In mid-February, the NGO Survival International expressed its suspicion that Petrolifera workmen had found a site where isolated Cacataibos lived. But Gusella denied it.
“There was a sighting of some markings on a tree,” the Canadian said.
Gusella added that the markings were evaluated and found to be “unrelated to any isolated members of any Cacataibo tribes”.
Bolivar’s interpretation differs. An expedition with representatives of FENACOCA, the National Institute for Indigenous Peoples and the Energy and Mining Ministry visited the alleged site.

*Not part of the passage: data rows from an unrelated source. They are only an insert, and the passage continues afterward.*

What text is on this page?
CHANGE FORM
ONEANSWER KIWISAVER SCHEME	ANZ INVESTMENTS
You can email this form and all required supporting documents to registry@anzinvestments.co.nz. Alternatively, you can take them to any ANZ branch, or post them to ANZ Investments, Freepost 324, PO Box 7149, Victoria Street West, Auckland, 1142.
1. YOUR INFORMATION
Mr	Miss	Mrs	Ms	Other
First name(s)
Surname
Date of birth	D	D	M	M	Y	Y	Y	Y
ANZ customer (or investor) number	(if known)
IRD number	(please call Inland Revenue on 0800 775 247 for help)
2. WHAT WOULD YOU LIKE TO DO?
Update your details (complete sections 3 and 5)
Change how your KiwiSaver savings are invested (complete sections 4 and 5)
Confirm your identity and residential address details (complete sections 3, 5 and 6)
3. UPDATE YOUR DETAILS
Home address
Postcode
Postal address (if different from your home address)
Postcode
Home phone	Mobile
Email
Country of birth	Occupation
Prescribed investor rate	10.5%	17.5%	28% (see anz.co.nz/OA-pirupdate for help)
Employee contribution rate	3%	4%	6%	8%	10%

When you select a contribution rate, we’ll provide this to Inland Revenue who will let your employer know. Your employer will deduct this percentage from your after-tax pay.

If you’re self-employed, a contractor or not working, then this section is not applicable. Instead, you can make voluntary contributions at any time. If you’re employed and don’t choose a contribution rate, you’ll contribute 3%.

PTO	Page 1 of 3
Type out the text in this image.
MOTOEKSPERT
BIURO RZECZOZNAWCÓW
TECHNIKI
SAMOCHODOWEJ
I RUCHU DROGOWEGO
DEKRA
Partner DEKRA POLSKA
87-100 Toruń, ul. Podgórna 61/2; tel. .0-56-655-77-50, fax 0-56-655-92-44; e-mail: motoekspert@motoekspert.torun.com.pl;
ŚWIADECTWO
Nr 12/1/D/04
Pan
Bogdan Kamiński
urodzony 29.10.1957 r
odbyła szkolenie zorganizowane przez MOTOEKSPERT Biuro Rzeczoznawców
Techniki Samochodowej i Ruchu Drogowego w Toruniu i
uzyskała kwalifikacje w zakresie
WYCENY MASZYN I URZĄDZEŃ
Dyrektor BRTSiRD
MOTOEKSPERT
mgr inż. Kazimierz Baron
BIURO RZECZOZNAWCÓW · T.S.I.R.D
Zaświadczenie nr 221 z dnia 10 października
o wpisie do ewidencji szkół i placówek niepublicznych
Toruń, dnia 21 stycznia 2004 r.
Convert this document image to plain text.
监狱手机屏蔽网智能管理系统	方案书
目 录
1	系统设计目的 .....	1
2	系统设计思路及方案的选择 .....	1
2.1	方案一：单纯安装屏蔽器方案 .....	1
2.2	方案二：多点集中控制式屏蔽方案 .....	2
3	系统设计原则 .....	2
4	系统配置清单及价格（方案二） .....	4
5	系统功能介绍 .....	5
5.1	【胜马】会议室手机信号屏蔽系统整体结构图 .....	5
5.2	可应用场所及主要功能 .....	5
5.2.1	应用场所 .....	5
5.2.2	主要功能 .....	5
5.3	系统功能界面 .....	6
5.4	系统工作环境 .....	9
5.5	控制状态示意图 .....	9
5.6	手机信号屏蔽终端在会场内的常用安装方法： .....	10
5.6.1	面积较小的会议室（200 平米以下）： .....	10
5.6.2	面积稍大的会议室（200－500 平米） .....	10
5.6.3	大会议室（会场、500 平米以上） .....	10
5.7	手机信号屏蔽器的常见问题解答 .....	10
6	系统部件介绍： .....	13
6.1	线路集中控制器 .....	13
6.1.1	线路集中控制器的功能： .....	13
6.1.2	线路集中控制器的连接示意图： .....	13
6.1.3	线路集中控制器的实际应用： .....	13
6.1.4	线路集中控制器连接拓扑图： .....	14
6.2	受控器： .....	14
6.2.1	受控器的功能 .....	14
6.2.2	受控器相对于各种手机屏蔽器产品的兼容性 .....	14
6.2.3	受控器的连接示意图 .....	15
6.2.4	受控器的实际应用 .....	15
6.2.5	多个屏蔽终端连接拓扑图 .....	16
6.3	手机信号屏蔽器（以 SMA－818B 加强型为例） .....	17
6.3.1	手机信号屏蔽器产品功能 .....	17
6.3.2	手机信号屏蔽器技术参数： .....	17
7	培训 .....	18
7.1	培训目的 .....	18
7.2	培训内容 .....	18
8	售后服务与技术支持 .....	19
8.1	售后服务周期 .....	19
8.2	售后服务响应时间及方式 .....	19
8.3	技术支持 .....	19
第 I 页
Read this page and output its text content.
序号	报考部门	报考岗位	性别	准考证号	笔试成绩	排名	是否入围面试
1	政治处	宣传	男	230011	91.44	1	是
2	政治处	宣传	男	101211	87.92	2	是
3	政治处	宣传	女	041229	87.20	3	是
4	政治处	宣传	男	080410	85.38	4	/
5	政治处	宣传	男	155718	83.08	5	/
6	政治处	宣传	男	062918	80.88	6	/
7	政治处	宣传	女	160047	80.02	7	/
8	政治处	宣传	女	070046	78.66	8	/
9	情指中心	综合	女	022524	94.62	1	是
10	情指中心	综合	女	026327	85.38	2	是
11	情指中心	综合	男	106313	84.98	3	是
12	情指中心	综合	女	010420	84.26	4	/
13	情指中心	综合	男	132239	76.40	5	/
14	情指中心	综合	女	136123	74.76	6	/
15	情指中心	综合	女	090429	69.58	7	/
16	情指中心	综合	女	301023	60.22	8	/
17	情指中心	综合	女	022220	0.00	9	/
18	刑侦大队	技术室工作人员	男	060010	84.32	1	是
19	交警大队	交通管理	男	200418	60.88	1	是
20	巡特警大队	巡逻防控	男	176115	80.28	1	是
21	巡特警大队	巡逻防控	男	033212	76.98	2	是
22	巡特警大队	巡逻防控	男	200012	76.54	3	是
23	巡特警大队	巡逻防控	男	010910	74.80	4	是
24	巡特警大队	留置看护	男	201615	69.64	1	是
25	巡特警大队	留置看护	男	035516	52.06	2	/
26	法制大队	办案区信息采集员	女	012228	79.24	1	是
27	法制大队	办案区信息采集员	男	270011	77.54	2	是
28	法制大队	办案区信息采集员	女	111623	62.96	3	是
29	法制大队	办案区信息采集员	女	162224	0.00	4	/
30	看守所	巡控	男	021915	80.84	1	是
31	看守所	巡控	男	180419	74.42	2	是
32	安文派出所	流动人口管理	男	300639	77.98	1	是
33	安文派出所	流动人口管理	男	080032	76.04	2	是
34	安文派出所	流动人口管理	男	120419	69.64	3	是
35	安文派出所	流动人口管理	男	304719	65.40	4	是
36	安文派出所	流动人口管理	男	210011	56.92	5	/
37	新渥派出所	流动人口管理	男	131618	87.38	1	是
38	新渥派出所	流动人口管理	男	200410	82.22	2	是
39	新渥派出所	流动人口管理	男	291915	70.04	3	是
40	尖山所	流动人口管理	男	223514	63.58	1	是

“We found two trees in which X-shaped marks had been carved with an arrow. This means our brothers were there, because for us this sign stands for mountains, valleys and paths. We also use this form on our clothes and ceramics,” Bolivar said on her return.
The isolated groups were apparently higher up in the mountains. They are nomadic and move depending on the season - in the summer of the southern hemisphere, when it rains a lot, they go up into the mountains, in winter they seek rivers in the valleys for fishing.
In order to preserve the tribe’s space, NGOs like IBC turned to the Inter-American Commission on Human Rights (IACHR) in December. They asked the commission to request from the Peruvian government preventive measures to protect the Cacataibos.
“The Commission transferred the request to Lima, but we are still waiting for an answer,” said Carlos Soria, of IBC.
The lawyer, however, is not overconfident about the chances.
“For the Peruvian government, indigenous peoples and NGOs are its rivals. They even accuse us of having made up the isolated Cacataibos in order to justify our work,” Soria said.